L’adolescent face à son corps

Annie Birraux, Bayard Editions, 1994, 204 p.

Voilà un ouvrage incontournable pour toute personne intéressée par la problématique de l’adolescence et soucieuse de répondre aux questionnements que cette classe d’âge pose. Ce sujet fait souvent l’objet de développements assez conventionnels. Annie Birraux, elle, nous propose de superbes pages que l’on se délecte à lire.

Annie Birraux est psychiatre. Elle est aussi psychanalyste. Si elle nous livre ses réflexions concernant les implications de cette école sur la compréhension de l’adolescence, elle ne s’en tient pas à cela. Tout au contraire, elle explique l’impossibilité d’un discours qui se voudrait exhaustif et la nécessité d’ouvrir sur toutes les transversalités possibles.

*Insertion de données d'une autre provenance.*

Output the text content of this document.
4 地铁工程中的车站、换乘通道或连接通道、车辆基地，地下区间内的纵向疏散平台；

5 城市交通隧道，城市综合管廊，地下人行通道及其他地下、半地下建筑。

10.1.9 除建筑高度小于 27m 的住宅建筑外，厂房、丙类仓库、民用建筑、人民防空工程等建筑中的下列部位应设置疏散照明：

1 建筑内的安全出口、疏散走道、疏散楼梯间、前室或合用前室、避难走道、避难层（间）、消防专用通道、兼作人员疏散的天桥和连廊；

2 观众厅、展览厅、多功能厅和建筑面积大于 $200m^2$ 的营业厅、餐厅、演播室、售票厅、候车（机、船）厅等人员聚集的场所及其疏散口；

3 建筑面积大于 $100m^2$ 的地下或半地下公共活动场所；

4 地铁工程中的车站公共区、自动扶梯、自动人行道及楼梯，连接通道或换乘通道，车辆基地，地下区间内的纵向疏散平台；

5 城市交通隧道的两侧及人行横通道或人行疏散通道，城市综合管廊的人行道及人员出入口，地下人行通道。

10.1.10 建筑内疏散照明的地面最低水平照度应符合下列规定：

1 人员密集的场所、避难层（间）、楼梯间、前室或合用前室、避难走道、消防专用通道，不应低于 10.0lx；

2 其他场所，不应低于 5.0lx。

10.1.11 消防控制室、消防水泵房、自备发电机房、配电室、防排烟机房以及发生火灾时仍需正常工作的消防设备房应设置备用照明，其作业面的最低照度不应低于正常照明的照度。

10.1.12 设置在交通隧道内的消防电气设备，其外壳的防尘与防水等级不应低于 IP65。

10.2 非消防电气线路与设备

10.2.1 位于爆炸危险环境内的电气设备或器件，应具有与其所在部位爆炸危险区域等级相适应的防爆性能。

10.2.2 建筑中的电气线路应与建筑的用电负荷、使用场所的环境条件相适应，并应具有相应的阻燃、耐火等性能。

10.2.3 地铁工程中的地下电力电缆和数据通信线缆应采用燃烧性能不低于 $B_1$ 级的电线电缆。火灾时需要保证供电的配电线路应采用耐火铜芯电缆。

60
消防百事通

La puberté ne se confond pas avec l’adolescence. Si la première recouvre l’ensemble des changements biologiques et anatomiques et correspond ainsi à un phénomène universel, la seconde est avant tout le travail psychique qui se fait en vue de l’assimilation de ces nouvelles données. Si certaines sociétés gèrent ce passage à la génitalité grâce à la ritualisation et la mise en scène, d’autres laissent s’exprimer cette phase de transition d’une façon plus spontanée. Et c’est bien le corps qui dans un cas comme dans l’autre se trouve à la croisée du biologique et du psychique. Il constitue en fait le support essentiel du triple remaniement qui se manifeste à cet âge. Il faut d’abord à l’adolescent gérer la transformation de son organisme: l’évolution physique et spatiale passant alors par un abandon de ses repères infantiles. Il y a ensuite l’émergence de la sexualité qui ne pourra être correctement assumée qu’avec la prise de conscience de la complémentarité des sexes. Enfin, les relations avec l’environnement passera par la symbolique d’un corps utilisé comme moyen de communication et d’expression: le vêtement, véritable seconde peau pourra modifier l’éprouvé narcissique du sujet.

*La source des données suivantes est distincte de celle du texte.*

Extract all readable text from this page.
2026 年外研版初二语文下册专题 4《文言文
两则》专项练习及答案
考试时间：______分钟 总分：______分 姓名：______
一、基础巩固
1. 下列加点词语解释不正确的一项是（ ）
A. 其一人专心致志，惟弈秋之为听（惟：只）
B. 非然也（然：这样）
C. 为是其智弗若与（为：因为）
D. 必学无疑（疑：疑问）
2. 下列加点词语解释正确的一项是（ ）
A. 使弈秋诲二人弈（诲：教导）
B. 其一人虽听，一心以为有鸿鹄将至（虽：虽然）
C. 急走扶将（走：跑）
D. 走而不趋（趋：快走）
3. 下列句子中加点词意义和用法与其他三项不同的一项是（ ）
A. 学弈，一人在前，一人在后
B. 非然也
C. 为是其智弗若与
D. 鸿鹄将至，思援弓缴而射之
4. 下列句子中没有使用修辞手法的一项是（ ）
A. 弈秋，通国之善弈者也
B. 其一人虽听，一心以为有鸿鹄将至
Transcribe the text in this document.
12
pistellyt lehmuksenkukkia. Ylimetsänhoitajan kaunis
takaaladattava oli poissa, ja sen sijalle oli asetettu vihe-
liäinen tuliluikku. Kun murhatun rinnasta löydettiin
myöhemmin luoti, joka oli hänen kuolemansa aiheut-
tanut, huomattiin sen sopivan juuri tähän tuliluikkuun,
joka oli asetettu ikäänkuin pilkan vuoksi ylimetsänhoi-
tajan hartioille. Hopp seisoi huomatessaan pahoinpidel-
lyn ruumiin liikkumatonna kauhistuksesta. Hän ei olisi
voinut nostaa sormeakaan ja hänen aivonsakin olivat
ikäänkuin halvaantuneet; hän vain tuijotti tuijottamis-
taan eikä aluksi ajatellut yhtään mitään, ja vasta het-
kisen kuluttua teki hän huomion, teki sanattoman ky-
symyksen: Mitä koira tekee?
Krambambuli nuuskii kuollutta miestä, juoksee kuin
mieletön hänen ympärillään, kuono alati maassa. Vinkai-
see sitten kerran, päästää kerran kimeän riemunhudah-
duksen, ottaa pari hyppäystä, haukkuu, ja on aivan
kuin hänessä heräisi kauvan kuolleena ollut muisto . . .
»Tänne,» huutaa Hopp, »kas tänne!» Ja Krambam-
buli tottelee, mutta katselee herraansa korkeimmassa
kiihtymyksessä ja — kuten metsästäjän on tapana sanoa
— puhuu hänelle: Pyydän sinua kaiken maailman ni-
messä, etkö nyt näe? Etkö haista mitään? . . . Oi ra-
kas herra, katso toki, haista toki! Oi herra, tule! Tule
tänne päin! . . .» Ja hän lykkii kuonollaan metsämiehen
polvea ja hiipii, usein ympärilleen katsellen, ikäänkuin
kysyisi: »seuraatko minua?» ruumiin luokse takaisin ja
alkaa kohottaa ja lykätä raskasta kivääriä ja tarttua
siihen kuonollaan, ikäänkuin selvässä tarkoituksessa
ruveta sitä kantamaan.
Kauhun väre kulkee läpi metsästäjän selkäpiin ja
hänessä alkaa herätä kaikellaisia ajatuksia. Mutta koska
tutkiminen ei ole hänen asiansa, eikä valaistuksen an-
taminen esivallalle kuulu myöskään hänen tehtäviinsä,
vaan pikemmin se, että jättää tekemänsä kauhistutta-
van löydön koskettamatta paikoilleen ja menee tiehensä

Le vécu de ces bouleversements n’est pas toujours facile: paisible dans certains cas, traumatisant dans d’autres. Parmi les réactions possibles, on trouve le déni qui se manifeste notamment sous la forme de l’anorexie. Le passage à l’acte reste plus fréquent: souvent décrié, il constitue en fait la première étape de l’élaboration et du travail psychique en cours. C’est là une forme de langage : il est normal que l’adolescent ne dise pas mais fasse. C’est l’accès au formel, à l’abstraction et à la logique qui permet de canaliser la poussée pulsionnelle. Autre façon de réagir: pour faire taire le corps, il ne s’agit non plus de penser mais de se dépenser: le sport sert alors de refuge face aux modifications du corps.

Dans cette phase délicate de sa vie, rien de remplace pour l’adolescent une auto-évaluation qui soit juste sans excès ni fausse modestie. Seuls les sujets ayant acquis dans leur petite enfance le sentiment d’une valeur propre renvoyée par ses parents  pourra se jauger équitablement à l’épreuve de la réalité et de ses jugements.